Plusieurs milliers de demandeurs d'emploi ont engagé des poursuites judiciaires contre Workday, l'un des principaux fournisseurs américains de logiciels de gestion des ressources humaines, lui reprochant d'avoir utilisé des algorithmes d'intelligence artificielle pour écarter automatiquement leurs candidatures sur des critères sans lien avec leurs qualifications professionnelles, dont l'âge. Les actions en justice, déposées devant des tribunaux fédéraux américains, soulèvent des questions juridiques inédites sur la responsabilité des éditeurs de logiciels de recrutement lorsque leurs outils automatisés produisent des effets discriminatoires.

Un algorithme accusé de filtrer selon l'âge

Au cœur des plaintes se trouve le reproche d'un tri automatisé des CV qui, selon les requérants, désavantage systématiquement les candidats plus âgés en les éliminant avant même qu'un recruteur humain n'examine leur dossier. Les plaignants affirment que les systèmes de présélection déployés par Workday dans de nombreuses entreprises clientes auraient ainsi agi comme un filtre discriminatoire, en violation du droit fédéral américain qui interdit la discrimination à l'embauche fondée sur l'âge pour les personnes de quarante ans et plus — disposition inscrite dans l'Age Discrimination in Employment Act (ADEA) de 1967.

La particularité juridique de ces affaires tient au fait que les plaignants ne poursuivent pas directement les employeurs qui ont utilisé le logiciel, mais l'éditeur lui-même, Workday, en tant que fournisseur de technologie. Cette stratégie contentieuse teste une théorie encore peu éprouvée devant les juridictions américaines : celle de la responsabilité d'un prestataire logiciel pour les biais discriminatoires intégrés dans ses produits.

Workday conteste sa qualité d'employeur de fait

Workday a contesté sa mise en cause, faisant valoir qu'il n'est pas juridiquement un « agent de l'emploi » au sens du droit américain du travail et qu'il ne prend aucune décision d'embauche en propre. La société soutient que la responsabilité de l'utilisation de ses outils incombe aux entreprises clientes qui choisissent de les déployer. Cette ligne de défense a été partiellement retenue par un tribunal fédéral de première instance, qui avait initialement rejeté une partie des plaintes, mais des juridictions d'appel ont depuis permis à certaines procédures de se poursuivre, maintenant la pression judiciaire sur l'éditeur.

La question de savoir si un éditeur de logiciels de recrutement peut être tenu directement responsable des effets discriminatoires de ses algorithmes n'a pas encore reçu de réponse définitive de la jurisprudence fédérale américaine. Plusieurs organisations de défense des droits civiques et chercheurs spécialisés en droit du travail suivent ces affaires de près, y voyant un précédent potentiel pour l'encadrement des outils d'IA utilisés dans les processus d'embauche.

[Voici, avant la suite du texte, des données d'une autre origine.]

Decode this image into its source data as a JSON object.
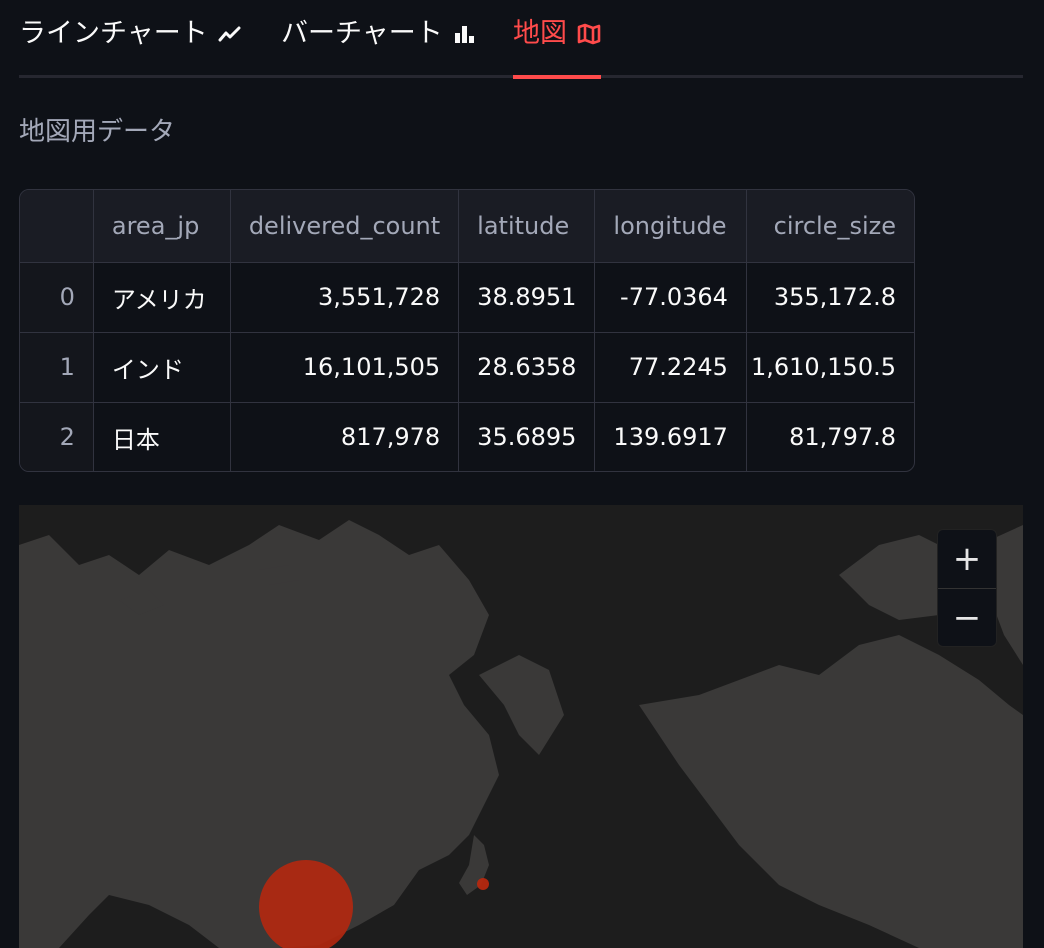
{
  "tabs": [
    {
      "label": "ラインチャート",
      "icon": "line-chart-icon",
      "active": false
    },
    {
      "label": "バーチャート",
      "icon": "bar-chart-icon",
      "active": false
    },
    {
      "label": "地図",
      "icon": "map-icon",
      "active": true
    }
  ],
  "subheading": "地図用データ",
  "table": {
    "columns": [
      "",
      "area_jp",
      "delivered_count",
      "latitude",
      "longitude",
      "circle_size"
    ],
    "rows": [
      {
        "index": "0",
        "area_jp": "アメリカ",
        "delivered_count": "3,551,728",
        "latitude": "38.8951",
        "longitude": "-77.0364",
        "circle_size": "355,172.8"
      },
      {
        "index": "1",
        "area_jp": "インド",
        "delivered_count": "16,101,505",
        "latitude": "28.6358",
        "longitude": "77.2245",
        "circle_size": "1,610,150.5"
      },
      {
        "index": "2",
        "area_jp": "日本",
        "delivered_count": "817,978",
        "latitude": "35.6895",
        "longitude": "139.6917",
        "circle_size": "81,797.8"
      }
    ]
  },
  "map": {
    "zoom_in_label": "+",
    "zoom_out_label": "−",
    "land_color": "#3a3938",
    "ocean_color": "#1d1d1d",
    "marker_color": "#b5280f"
  },
  "colors": {
    "accent": "#ff4b4b",
    "background": "#0e1117"
  }
}
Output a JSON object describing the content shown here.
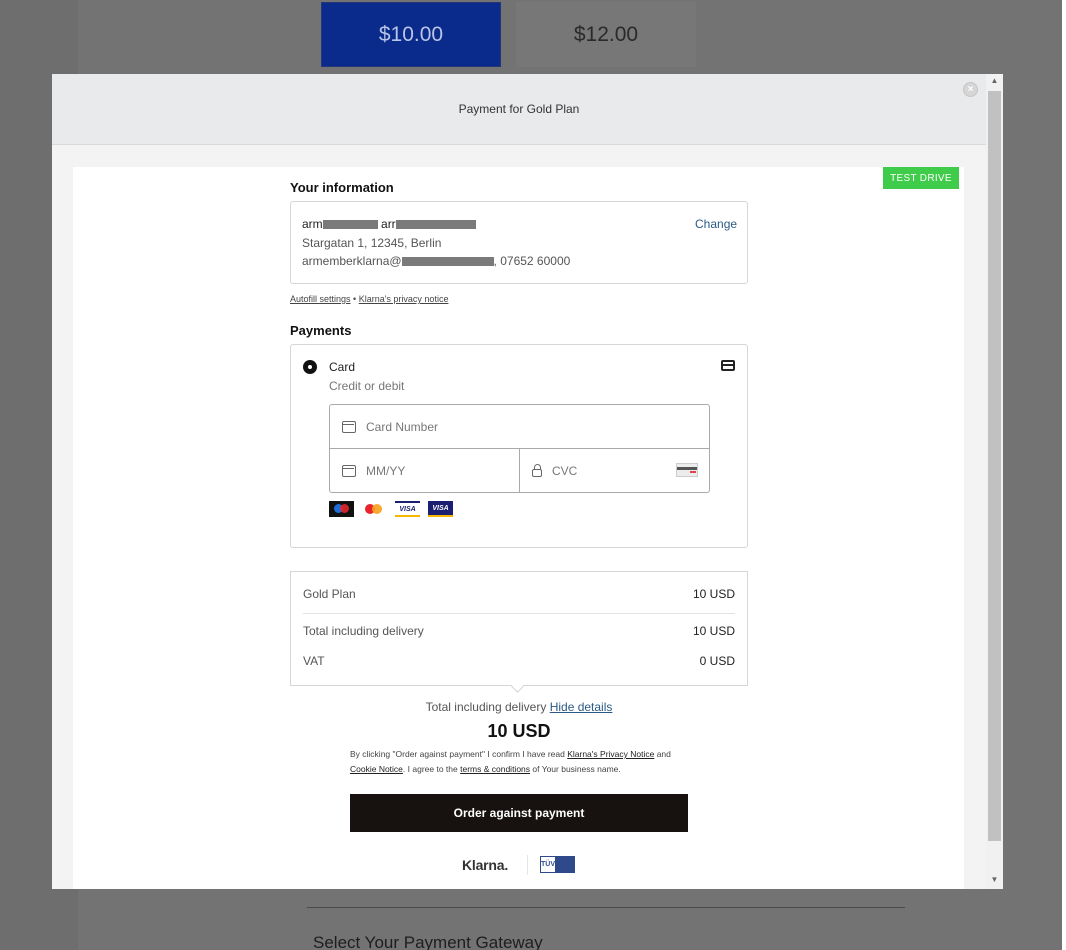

Un enjeu réglementaire croissant pour les logiciels RH automatisés

Ces poursuites s'inscrivent dans un contexte plus large de scrutin accru des outils d'IA appliqués aux ressources humaines. La ville de New York a adopté dès 2023 une législation imposant des audits de biais algorithmiques pour les outils de recrutement automatisés utilisés par les employeurs locaux. Au niveau fédéral, la Commission pour l'égalité des chances dans l'emploi (EEOC) a publié des lignes directrices rappelant que les lois anti-discrimination s'appliquent aux décisions d'embauche assistées par algorithme, quelle que soit la technologie utilisée.

Workday, dont la plateforme est utilisée par des milliers d'entreprises à travers le monde pour gérer leurs processus de recrutement, n'a pas commenté publiquement le détail des procédures en cours au moment de la publication de cet article. L'issue de ces litiges pourrait contraindre les éditeurs de solutions RH à revoir en profondeur la conception et la transparence de leurs algorithmes de présélection, dans un secteur où l'automatisation du tri des candidatures est devenue une pratique courante.